Oz: Well, personally I am not very well. I am just back from hospital after three surgeries and I am slowly recovering at home between one air raid siren and the next. During the air raid sirens we go to the shelter and wait there for a few moments and then try to continue our lives until the next alarm.
You were unable to take shelter in hospital...that seems terrifying.
Oz: No, it is not. I have lived a long life and I have myself been on the battlefield two times. So it is only terrifying when I think of my grandchildren.
How secure can Israelis feel?
Oz: How secure can Jewish people feel on this planet? I think not about the last 20 or 50 years but about the last 2,000 years. But I will tell you what my hope and prayer for the future of Israel is: I would like to see Israel removed once and for all from the front pages of all the newspapers in the world and instead conquer, occupy and build settlements in the literary, arts, music and architecture supplements. This is my dream for the future.
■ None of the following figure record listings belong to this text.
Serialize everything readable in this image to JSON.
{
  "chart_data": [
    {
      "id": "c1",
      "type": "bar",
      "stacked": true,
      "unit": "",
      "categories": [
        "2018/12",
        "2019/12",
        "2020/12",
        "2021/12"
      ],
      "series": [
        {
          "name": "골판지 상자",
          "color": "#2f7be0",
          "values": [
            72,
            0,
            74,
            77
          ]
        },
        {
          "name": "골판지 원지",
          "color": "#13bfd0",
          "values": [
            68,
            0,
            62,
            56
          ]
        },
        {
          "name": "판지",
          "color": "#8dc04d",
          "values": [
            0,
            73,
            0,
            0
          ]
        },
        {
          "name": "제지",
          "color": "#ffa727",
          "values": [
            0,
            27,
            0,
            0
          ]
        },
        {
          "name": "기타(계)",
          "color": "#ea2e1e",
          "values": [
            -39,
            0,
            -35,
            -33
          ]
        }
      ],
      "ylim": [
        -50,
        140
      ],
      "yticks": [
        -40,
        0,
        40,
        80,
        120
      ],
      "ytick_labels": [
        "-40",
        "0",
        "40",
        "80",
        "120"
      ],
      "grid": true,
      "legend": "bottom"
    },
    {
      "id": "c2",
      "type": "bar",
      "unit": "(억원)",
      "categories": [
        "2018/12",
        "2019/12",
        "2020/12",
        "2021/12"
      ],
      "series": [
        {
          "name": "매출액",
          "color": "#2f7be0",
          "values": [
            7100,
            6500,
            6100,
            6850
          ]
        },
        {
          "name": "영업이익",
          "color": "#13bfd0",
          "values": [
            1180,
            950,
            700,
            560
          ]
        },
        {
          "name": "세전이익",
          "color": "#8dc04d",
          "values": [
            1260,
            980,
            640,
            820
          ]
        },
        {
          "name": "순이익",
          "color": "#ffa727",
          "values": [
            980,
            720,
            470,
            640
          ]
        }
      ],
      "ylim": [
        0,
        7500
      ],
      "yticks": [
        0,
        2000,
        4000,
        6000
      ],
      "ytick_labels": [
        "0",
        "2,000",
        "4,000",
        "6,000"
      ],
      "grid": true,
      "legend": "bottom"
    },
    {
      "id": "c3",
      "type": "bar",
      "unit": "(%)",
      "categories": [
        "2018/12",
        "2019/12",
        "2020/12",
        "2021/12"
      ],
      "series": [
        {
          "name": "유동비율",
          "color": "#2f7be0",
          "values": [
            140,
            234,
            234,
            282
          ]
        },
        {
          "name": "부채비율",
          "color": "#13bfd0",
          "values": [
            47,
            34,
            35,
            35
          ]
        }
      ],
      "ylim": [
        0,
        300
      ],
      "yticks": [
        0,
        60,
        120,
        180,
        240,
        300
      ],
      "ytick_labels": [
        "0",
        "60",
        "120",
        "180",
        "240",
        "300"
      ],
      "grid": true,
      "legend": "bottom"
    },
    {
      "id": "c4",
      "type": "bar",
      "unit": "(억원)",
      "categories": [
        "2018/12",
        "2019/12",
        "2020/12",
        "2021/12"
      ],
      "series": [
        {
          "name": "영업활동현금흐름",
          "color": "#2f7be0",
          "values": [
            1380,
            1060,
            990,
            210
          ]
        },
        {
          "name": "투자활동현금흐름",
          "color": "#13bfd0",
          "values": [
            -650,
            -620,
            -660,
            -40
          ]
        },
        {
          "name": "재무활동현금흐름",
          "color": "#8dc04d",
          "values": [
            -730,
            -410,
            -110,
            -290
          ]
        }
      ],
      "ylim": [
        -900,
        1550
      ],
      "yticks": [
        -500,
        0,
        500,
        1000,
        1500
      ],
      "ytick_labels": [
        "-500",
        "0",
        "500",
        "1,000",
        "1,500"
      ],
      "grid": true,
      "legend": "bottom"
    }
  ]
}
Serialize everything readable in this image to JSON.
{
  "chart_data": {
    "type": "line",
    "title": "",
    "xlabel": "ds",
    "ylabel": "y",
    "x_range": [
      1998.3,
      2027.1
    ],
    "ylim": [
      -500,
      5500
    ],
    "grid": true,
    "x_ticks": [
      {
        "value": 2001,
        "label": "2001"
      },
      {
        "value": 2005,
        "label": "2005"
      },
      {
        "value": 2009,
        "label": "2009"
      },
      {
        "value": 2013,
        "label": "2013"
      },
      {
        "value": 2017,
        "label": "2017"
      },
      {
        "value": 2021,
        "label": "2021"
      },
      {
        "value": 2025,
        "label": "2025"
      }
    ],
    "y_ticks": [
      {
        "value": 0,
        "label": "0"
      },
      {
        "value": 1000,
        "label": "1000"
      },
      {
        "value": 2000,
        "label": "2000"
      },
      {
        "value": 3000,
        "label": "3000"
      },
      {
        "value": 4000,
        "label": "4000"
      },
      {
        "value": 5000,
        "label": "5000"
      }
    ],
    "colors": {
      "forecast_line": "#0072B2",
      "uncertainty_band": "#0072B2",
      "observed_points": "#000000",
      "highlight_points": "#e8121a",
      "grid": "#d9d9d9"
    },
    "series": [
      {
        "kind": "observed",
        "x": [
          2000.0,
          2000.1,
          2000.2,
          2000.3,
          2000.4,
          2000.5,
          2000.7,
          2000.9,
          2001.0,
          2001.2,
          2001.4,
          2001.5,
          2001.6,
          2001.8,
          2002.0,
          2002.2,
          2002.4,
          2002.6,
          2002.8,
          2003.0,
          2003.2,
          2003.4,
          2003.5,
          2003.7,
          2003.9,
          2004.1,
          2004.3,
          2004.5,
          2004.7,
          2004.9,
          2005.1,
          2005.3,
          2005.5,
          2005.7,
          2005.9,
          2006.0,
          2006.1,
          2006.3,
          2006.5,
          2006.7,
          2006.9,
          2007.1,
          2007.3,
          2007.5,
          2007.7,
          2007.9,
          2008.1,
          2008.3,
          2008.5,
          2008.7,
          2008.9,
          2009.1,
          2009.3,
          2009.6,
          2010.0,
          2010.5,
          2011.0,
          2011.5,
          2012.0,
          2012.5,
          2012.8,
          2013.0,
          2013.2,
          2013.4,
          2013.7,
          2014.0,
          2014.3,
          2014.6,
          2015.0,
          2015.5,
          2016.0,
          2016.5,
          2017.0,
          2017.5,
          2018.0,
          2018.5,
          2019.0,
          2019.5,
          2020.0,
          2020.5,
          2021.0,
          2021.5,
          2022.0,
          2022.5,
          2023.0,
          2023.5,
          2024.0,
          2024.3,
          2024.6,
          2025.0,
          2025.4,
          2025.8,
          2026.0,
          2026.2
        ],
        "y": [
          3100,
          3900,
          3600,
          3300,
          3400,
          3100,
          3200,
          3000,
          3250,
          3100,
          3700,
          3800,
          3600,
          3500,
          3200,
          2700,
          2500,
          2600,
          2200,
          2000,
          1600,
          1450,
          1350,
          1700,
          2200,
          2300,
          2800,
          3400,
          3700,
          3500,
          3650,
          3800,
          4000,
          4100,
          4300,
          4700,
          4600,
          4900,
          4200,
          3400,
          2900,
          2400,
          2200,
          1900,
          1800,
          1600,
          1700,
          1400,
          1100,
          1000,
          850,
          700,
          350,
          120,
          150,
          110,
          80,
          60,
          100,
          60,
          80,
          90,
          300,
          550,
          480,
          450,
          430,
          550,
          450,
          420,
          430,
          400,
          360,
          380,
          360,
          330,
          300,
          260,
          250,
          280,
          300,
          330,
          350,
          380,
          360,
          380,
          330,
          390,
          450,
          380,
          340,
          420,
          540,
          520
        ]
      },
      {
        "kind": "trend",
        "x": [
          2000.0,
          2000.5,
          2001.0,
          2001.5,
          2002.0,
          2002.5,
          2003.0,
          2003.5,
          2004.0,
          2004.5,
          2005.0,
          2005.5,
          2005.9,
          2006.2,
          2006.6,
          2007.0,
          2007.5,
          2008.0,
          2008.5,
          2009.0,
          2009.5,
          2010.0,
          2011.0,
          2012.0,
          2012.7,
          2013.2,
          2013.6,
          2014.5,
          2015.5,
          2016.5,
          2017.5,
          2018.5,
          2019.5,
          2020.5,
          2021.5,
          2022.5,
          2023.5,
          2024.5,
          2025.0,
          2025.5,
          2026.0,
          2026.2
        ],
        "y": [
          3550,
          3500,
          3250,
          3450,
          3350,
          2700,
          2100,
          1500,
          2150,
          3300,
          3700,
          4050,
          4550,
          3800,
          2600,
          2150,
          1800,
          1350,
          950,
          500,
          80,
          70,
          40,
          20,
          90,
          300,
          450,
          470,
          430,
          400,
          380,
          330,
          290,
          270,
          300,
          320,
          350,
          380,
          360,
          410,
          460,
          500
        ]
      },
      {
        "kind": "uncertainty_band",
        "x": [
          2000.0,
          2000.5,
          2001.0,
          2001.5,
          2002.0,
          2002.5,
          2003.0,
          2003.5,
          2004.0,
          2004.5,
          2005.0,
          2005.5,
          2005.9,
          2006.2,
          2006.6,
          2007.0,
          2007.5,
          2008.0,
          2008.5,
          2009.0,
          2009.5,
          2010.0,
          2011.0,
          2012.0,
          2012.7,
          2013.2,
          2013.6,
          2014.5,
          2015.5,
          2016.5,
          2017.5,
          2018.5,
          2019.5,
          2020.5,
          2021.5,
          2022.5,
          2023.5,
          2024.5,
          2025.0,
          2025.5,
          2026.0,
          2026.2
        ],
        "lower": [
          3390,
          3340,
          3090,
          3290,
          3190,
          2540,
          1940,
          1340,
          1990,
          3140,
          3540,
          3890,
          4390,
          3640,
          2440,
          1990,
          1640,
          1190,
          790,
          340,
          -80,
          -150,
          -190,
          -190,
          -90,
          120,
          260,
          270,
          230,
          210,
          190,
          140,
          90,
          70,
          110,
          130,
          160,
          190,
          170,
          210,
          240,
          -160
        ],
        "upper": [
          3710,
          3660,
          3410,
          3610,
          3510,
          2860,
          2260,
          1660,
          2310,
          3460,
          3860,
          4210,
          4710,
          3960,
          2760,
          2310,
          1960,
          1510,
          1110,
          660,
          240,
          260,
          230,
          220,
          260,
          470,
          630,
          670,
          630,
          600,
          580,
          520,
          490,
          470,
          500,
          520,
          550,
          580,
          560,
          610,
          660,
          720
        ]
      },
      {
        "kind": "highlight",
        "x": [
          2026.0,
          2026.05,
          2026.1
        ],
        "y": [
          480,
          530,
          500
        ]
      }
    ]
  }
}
Interview conducted by Dennis Stute
© Deutsche Welle 2014
Editors: Rob Mudge/Deutsche Welle and Aingeal Flanagan/Qantara.de
Amos Oz, born Amos Klausner, is a renowned Israeli novelist, journalist and professor of literature. His works have been translated into 42 languages, including Arabic. Oz, who was born in Jerusalem, is an advocate of the two-state solution for the Israeli-Palestinian conflict.